Neuroimmune signaling: a key component of alcohol abuse

Molecular and behavioral studies corroborate a pivotal role for the innate immune system in mediating the acute and chronic effects of alcohol and support a neuroimmune hypothesis of alcohol addiction. Changes in expression of neuroimmune genes and microglial transcripts occur in postmortem brain from alcoholics and animals exposed to alcohol, and null mutant animals lacking certain innate immune genes show decreased alcohol-mediated responses. Many of the differentially expressed genes are part of the toll like receptor (TLR) signaling pathway and culminate in an increased expression of pro-inflammatory immune genes. Compounds known to inhibit inflammation, microglial activation, and neuroimmune gene expression have shown promising results in reducing alcohol-mediated behaviors in animal models, indicating that neuroimmune signaling pathways offer unexplored targets in the treatment of alcohol abuse.

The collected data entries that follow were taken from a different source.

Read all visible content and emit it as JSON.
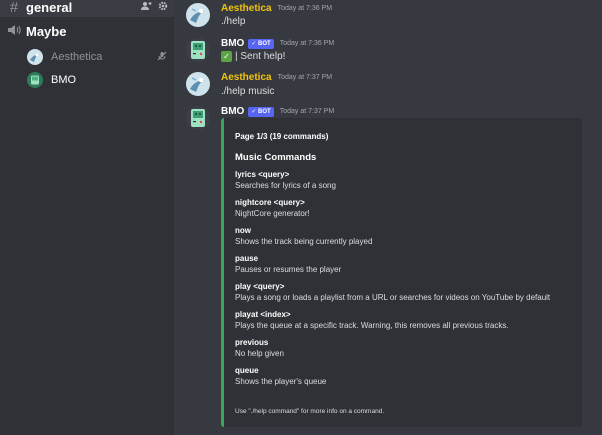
{
  "sidebar": {
    "text_channel": "general",
    "voice_channel": "Maybe",
    "voice_users": [
      {
        "name": "Aesthetica"
      },
      {
        "name": "BMO"
      }
    ]
  },
  "messages": [
    {
      "author": "Aesthetica",
      "timestamp": "Today at 7:36 PM",
      "content": "./help"
    },
    {
      "author": "BMO",
      "bot_tag": "✓ BOT",
      "timestamp": "Today at 7:36 PM",
      "content": "| Sent help!"
    },
    {
      "author": "Aesthetica",
      "timestamp": "Today at 7:37 PM",
      "content": "./help music"
    },
    {
      "author": "BMO",
      "bot_tag": "✓ BOT",
      "timestamp": "Today at 7:37 PM"
    }
  ],
  "embed": {
    "page": "Page 1/3 (19 commands)",
    "title": "Music Commands",
    "fields": [
      {
        "name": "lyrics <query>",
        "value": "Searches for lyrics of a song"
      },
      {
        "name": "nightcore <query>",
        "value": "NightCore generator!"
      },
      {
        "name": "now",
        "value": "Shows the track being currently played"
      },
      {
        "name": "pause",
        "value": "Pauses or resumes the player"
      },
      {
        "name": "play <query>",
        "value": "Plays a song or loads a playlist from a URL or searches for videos on YouTube by default"
      },
      {
        "name": "playat <index>",
        "value": "Plays the queue at a specific track. Warning, this removes all previous tracks."
      },
      {
        "name": "previous",
        "value": "No help given"
      },
      {
        "name": "queue",
        "value": "Shows the player's queue"
      }
    ],
    "footer": "Use \"./help command\" for more info on a command."
  },
  "colors": {
    "accent_embed": "#3ba55c",
    "aesthetica_name": "#f1c40f",
    "bot_tag": "#5865f2"
  },
  "icons": {
    "text_channel": "hash-icon",
    "voice_channel": "speaker-icon",
    "add_member": "add-member-icon",
    "settings": "gear-icon",
    "muted": "microphone-muted-icon",
    "checkmark": "check-emoji-icon"
  }
}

► Alcohol exposure causes differential expression of neuroimmune genes. ► Genetic deficiency of innate immune genes reduces alcohol action. ► Toll like receptor signaling mediates alcohol action and produces pro-inflammatory gene expression. ► Anti-inflammatory compounds show potential for treating the neuroimmune component of alcohol abuse. ► Innate immune signaling mediates alcohol action, suggesting a neuroimmune hypothesis of alcohol addiction.